More outside consultants are being called upon to comment on the fiduciary standards for how broker-dealers should handle their customers. As a result, a single standard of care is not likely to emerge until July or later.
This is according to Jennifer McHugh, special advisor to Securities and Exchange Commission (SEC) chair Mary Schapiro, who spoke from a videoconference panel appearance at the Investment Company Institute’s 2011 Mutual Funds and Investment Management Conference.
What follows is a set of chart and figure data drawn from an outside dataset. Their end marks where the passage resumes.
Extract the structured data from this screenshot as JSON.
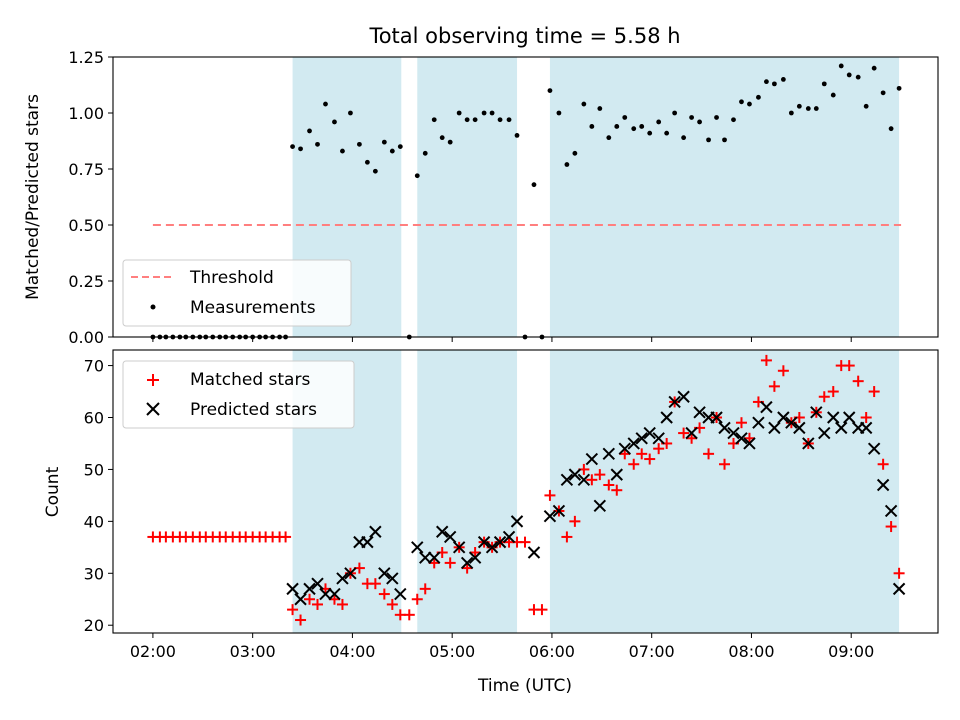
{
  "figure": {
    "title": "Total observing time = 5.58 h",
    "xlabel": "Time (UTC)",
    "x_ticks": [
      "02:00",
      "03:00",
      "04:00",
      "05:00",
      "06:00",
      "07:00",
      "08:00",
      "09:00"
    ],
    "shaded_color": "#add8e6"
  },
  "chart_data": [
    {
      "type": "scatter",
      "panel": "top",
      "ylabel": "Matched/Predicted stars",
      "ylim": [
        0,
        1.25
      ],
      "y_ticks": [
        "0.00",
        "0.25",
        "0.50",
        "0.75",
        "1.00",
        "1.25"
      ],
      "x_unit": "hours (UTC)",
      "xlim": [
        1.6,
        9.87
      ],
      "grid": false,
      "legend": {
        "position": "lower-left",
        "entries": [
          "Threshold",
          "Measurements"
        ]
      },
      "threshold": {
        "name": "Threshold",
        "value": 0.5,
        "x_range": [
          2.0,
          9.5
        ],
        "color": "#ff7f7f",
        "style": "dashed"
      },
      "shaded_intervals": [
        [
          3.4,
          4.49
        ],
        [
          4.65,
          5.65
        ],
        [
          5.98,
          9.48
        ]
      ],
      "series": [
        {
          "name": "Measurements",
          "color": "#000000",
          "marker": "dot",
          "points": [
            [
              2.0,
              0
            ],
            [
              2.07,
              0
            ],
            [
              2.13,
              0
            ],
            [
              2.2,
              0
            ],
            [
              2.27,
              0
            ],
            [
              2.33,
              0
            ],
            [
              2.4,
              0
            ],
            [
              2.47,
              0
            ],
            [
              2.53,
              0
            ],
            [
              2.6,
              0
            ],
            [
              2.67,
              0
            ],
            [
              2.73,
              0
            ],
            [
              2.8,
              0
            ],
            [
              2.87,
              0
            ],
            [
              2.93,
              0
            ],
            [
              3.0,
              0
            ],
            [
              3.07,
              0
            ],
            [
              3.13,
              0
            ],
            [
              3.2,
              0
            ],
            [
              3.27,
              0
            ],
            [
              3.33,
              0
            ],
            [
              3.4,
              0.85
            ],
            [
              3.48,
              0.84
            ],
            [
              3.57,
              0.92
            ],
            [
              3.65,
              0.86
            ],
            [
              3.73,
              1.04
            ],
            [
              3.82,
              0.96
            ],
            [
              3.9,
              0.83
            ],
            [
              3.98,
              1.0
            ],
            [
              4.07,
              0.86
            ],
            [
              4.15,
              0.78
            ],
            [
              4.23,
              0.74
            ],
            [
              4.32,
              0.87
            ],
            [
              4.4,
              0.83
            ],
            [
              4.48,
              0.85
            ],
            [
              4.57,
              0.0
            ],
            [
              4.65,
              0.72
            ],
            [
              4.73,
              0.82
            ],
            [
              4.82,
              0.97
            ],
            [
              4.9,
              0.89
            ],
            [
              4.98,
              0.87
            ],
            [
              5.07,
              1.0
            ],
            [
              5.15,
              0.97
            ],
            [
              5.23,
              0.97
            ],
            [
              5.32,
              1.0
            ],
            [
              5.4,
              1.0
            ],
            [
              5.48,
              0.97
            ],
            [
              5.57,
              0.97
            ],
            [
              5.65,
              0.9
            ],
            [
              5.73,
              0.0
            ],
            [
              5.82,
              0.68
            ],
            [
              5.9,
              0.0
            ],
            [
              5.98,
              1.1
            ],
            [
              6.07,
              1.0
            ],
            [
              6.15,
              0.77
            ],
            [
              6.23,
              0.82
            ],
            [
              6.32,
              1.04
            ],
            [
              6.4,
              0.94
            ],
            [
              6.48,
              1.02
            ],
            [
              6.57,
              0.89
            ],
            [
              6.65,
              0.94
            ],
            [
              6.73,
              0.98
            ],
            [
              6.82,
              0.93
            ],
            [
              6.9,
              0.94
            ],
            [
              6.98,
              0.91
            ],
            [
              7.07,
              0.96
            ],
            [
              7.15,
              0.91
            ],
            [
              7.23,
              1.0
            ],
            [
              7.32,
              0.89
            ],
            [
              7.4,
              0.98
            ],
            [
              7.48,
              0.96
            ],
            [
              7.57,
              0.88
            ],
            [
              7.65,
              0.98
            ],
            [
              7.73,
              0.88
            ],
            [
              7.82,
              0.97
            ],
            [
              7.9,
              1.05
            ],
            [
              7.98,
              1.04
            ],
            [
              8.07,
              1.07
            ],
            [
              8.15,
              1.14
            ],
            [
              8.23,
              1.13
            ],
            [
              8.32,
              1.15
            ],
            [
              8.4,
              1.0
            ],
            [
              8.48,
              1.03
            ],
            [
              8.57,
              1.02
            ],
            [
              8.65,
              1.02
            ],
            [
              8.73,
              1.13
            ],
            [
              8.82,
              1.08
            ],
            [
              8.9,
              1.21
            ],
            [
              8.98,
              1.17
            ],
            [
              9.07,
              1.16
            ],
            [
              9.15,
              1.03
            ],
            [
              9.23,
              1.2
            ],
            [
              9.32,
              1.09
            ],
            [
              9.4,
              0.93
            ],
            [
              9.48,
              1.11
            ]
          ]
        }
      ]
    },
    {
      "type": "scatter",
      "panel": "bottom",
      "ylabel": "Count",
      "ylim": [
        18.5,
        73
      ],
      "y_ticks": [
        "20",
        "30",
        "40",
        "50",
        "60",
        "70"
      ],
      "x_unit": "hours (UTC)",
      "xlim": [
        1.6,
        9.87
      ],
      "grid": false,
      "legend": {
        "position": "upper-left",
        "entries": [
          "Matched stars",
          "Predicted stars"
        ]
      },
      "shaded_intervals": [
        [
          3.4,
          4.49
        ],
        [
          4.65,
          5.65
        ],
        [
          5.98,
          9.48
        ]
      ],
      "series": [
        {
          "name": "Matched stars",
          "color": "#ff0000",
          "marker": "plus",
          "points": [
            [
              2.0,
              37
            ],
            [
              2.07,
              37
            ],
            [
              2.13,
              37
            ],
            [
              2.2,
              37
            ],
            [
              2.27,
              37
            ],
            [
              2.33,
              37
            ],
            [
              2.4,
              37
            ],
            [
              2.47,
              37
            ],
            [
              2.53,
              37
            ],
            [
              2.6,
              37
            ],
            [
              2.67,
              37
            ],
            [
              2.73,
              37
            ],
            [
              2.8,
              37
            ],
            [
              2.87,
              37
            ],
            [
              2.93,
              37
            ],
            [
              3.0,
              37
            ],
            [
              3.07,
              37
            ],
            [
              3.13,
              37
            ],
            [
              3.2,
              37
            ],
            [
              3.27,
              37
            ],
            [
              3.33,
              37
            ],
            [
              3.4,
              23
            ],
            [
              3.48,
              21
            ],
            [
              3.57,
              25
            ],
            [
              3.65,
              24
            ],
            [
              3.73,
              27
            ],
            [
              3.82,
              25
            ],
            [
              3.9,
              24
            ],
            [
              3.98,
              30
            ],
            [
              4.07,
              31
            ],
            [
              4.15,
              28
            ],
            [
              4.23,
              28
            ],
            [
              4.32,
              26
            ],
            [
              4.4,
              24
            ],
            [
              4.48,
              22
            ],
            [
              4.57,
              22
            ],
            [
              4.65,
              25
            ],
            [
              4.73,
              27
            ],
            [
              4.82,
              32
            ],
            [
              4.9,
              34
            ],
            [
              4.98,
              32
            ],
            [
              5.07,
              35
            ],
            [
              5.15,
              31
            ],
            [
              5.23,
              34
            ],
            [
              5.32,
              36
            ],
            [
              5.4,
              35
            ],
            [
              5.48,
              36
            ],
            [
              5.57,
              36
            ],
            [
              5.65,
              36
            ],
            [
              5.73,
              36
            ],
            [
              5.82,
              23
            ],
            [
              5.9,
              23
            ],
            [
              5.98,
              45
            ],
            [
              6.07,
              42
            ],
            [
              6.15,
              37
            ],
            [
              6.23,
              40
            ],
            [
              6.32,
              50
            ],
            [
              6.4,
              48
            ],
            [
              6.48,
              49
            ],
            [
              6.57,
              47
            ],
            [
              6.65,
              46
            ],
            [
              6.73,
              53
            ],
            [
              6.82,
              51
            ],
            [
              6.9,
              53
            ],
            [
              6.98,
              52
            ],
            [
              7.07,
              54
            ],
            [
              7.15,
              55
            ],
            [
              7.23,
              63
            ],
            [
              7.32,
              57
            ],
            [
              7.4,
              56
            ],
            [
              7.48,
              58
            ],
            [
              7.57,
              53
            ],
            [
              7.65,
              60
            ],
            [
              7.73,
              51
            ],
            [
              7.82,
              55
            ],
            [
              7.9,
              59
            ],
            [
              7.98,
              56
            ],
            [
              8.07,
              63
            ],
            [
              8.15,
              71
            ],
            [
              8.23,
              66
            ],
            [
              8.32,
              69
            ],
            [
              8.4,
              59
            ],
            [
              8.48,
              60
            ],
            [
              8.57,
              55
            ],
            [
              8.65,
              61
            ],
            [
              8.73,
              64
            ],
            [
              8.82,
              65
            ],
            [
              8.9,
              70
            ],
            [
              8.98,
              70
            ],
            [
              9.07,
              67
            ],
            [
              9.15,
              60
            ],
            [
              9.23,
              65
            ],
            [
              9.32,
              51
            ],
            [
              9.4,
              39
            ],
            [
              9.48,
              30
            ]
          ]
        },
        {
          "name": "Predicted stars",
          "color": "#000000",
          "marker": "cross",
          "points": [
            [
              3.4,
              27
            ],
            [
              3.48,
              25
            ],
            [
              3.57,
              27
            ],
            [
              3.65,
              28
            ],
            [
              3.73,
              26
            ],
            [
              3.82,
              26
            ],
            [
              3.9,
              29
            ],
            [
              3.98,
              30
            ],
            [
              4.07,
              36
            ],
            [
              4.15,
              36
            ],
            [
              4.23,
              38
            ],
            [
              4.32,
              30
            ],
            [
              4.4,
              29
            ],
            [
              4.48,
              26
            ],
            [
              4.65,
              35
            ],
            [
              4.73,
              33
            ],
            [
              4.82,
              33
            ],
            [
              4.9,
              38
            ],
            [
              4.98,
              37
            ],
            [
              5.07,
              35
            ],
            [
              5.15,
              32
            ],
            [
              5.23,
              33
            ],
            [
              5.32,
              36
            ],
            [
              5.4,
              35
            ],
            [
              5.48,
              36
            ],
            [
              5.57,
              37
            ],
            [
              5.65,
              40
            ],
            [
              5.82,
              34
            ],
            [
              5.98,
              41
            ],
            [
              6.07,
              42
            ],
            [
              6.15,
              48
            ],
            [
              6.23,
              49
            ],
            [
              6.32,
              48
            ],
            [
              6.4,
              52
            ],
            [
              6.48,
              43
            ],
            [
              6.57,
              53
            ],
            [
              6.65,
              49
            ],
            [
              6.73,
              54
            ],
            [
              6.82,
              55
            ],
            [
              6.9,
              56
            ],
            [
              6.98,
              57
            ],
            [
              7.07,
              56
            ],
            [
              7.15,
              60
            ],
            [
              7.23,
              63
            ],
            [
              7.32,
              64
            ],
            [
              7.4,
              57
            ],
            [
              7.48,
              61
            ],
            [
              7.57,
              60
            ],
            [
              7.65,
              60
            ],
            [
              7.73,
              58
            ],
            [
              7.82,
              57
            ],
            [
              7.9,
              56
            ],
            [
              7.98,
              55
            ],
            [
              8.07,
              59
            ],
            [
              8.15,
              62
            ],
            [
              8.23,
              58
            ],
            [
              8.32,
              60
            ],
            [
              8.4,
              59
            ],
            [
              8.48,
              58
            ],
            [
              8.57,
              55
            ],
            [
              8.65,
              61
            ],
            [
              8.73,
              57
            ],
            [
              8.82,
              60
            ],
            [
              8.9,
              58
            ],
            [
              8.98,
              60
            ],
            [
              9.07,
              58
            ],
            [
              9.15,
              58
            ],
            [
              9.23,
              54
            ],
            [
              9.32,
              47
            ],
            [
              9.4,
              42
            ],
            [
              9.48,
              27
            ]
          ]
        }
      ]
    }
  ]
}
According to McHugh, a cross-agency team from all quarters of the SEC — including SEC general counsel, Office of Compliance Inspections and Examinations (OCIE), and the Division of Investment Management — is still working on the fiduciary rulemaking. The initial timeframe for the rule was set for sometime in April-July 2011, but that timeline is being pushed back as the team gets reaction from outside groups on the alternatives presented in the report “rather than moving straight to the rulemaking,” McHugh said.
Additionally, Commissioners Troy A. Paredes and Kathleen L. Casey have identified a few areas for economic analysis that the team is looking into. The SEC received upwards of 3,500 comment letters on the issue, and many were from broker-dealers concerned about principal trading for broker-dealers if a fiduciary standard is extended to broker-dealers.
According to most broker-dealers who commented, the trade-by-trade disclosure and the disclosure of conflicts for each trade, as well as the trade-by-trade consent from the investor, which would be mandated by a fiduciary duty standard, would make principal transactions by broker-dealers impractical, McHugh said.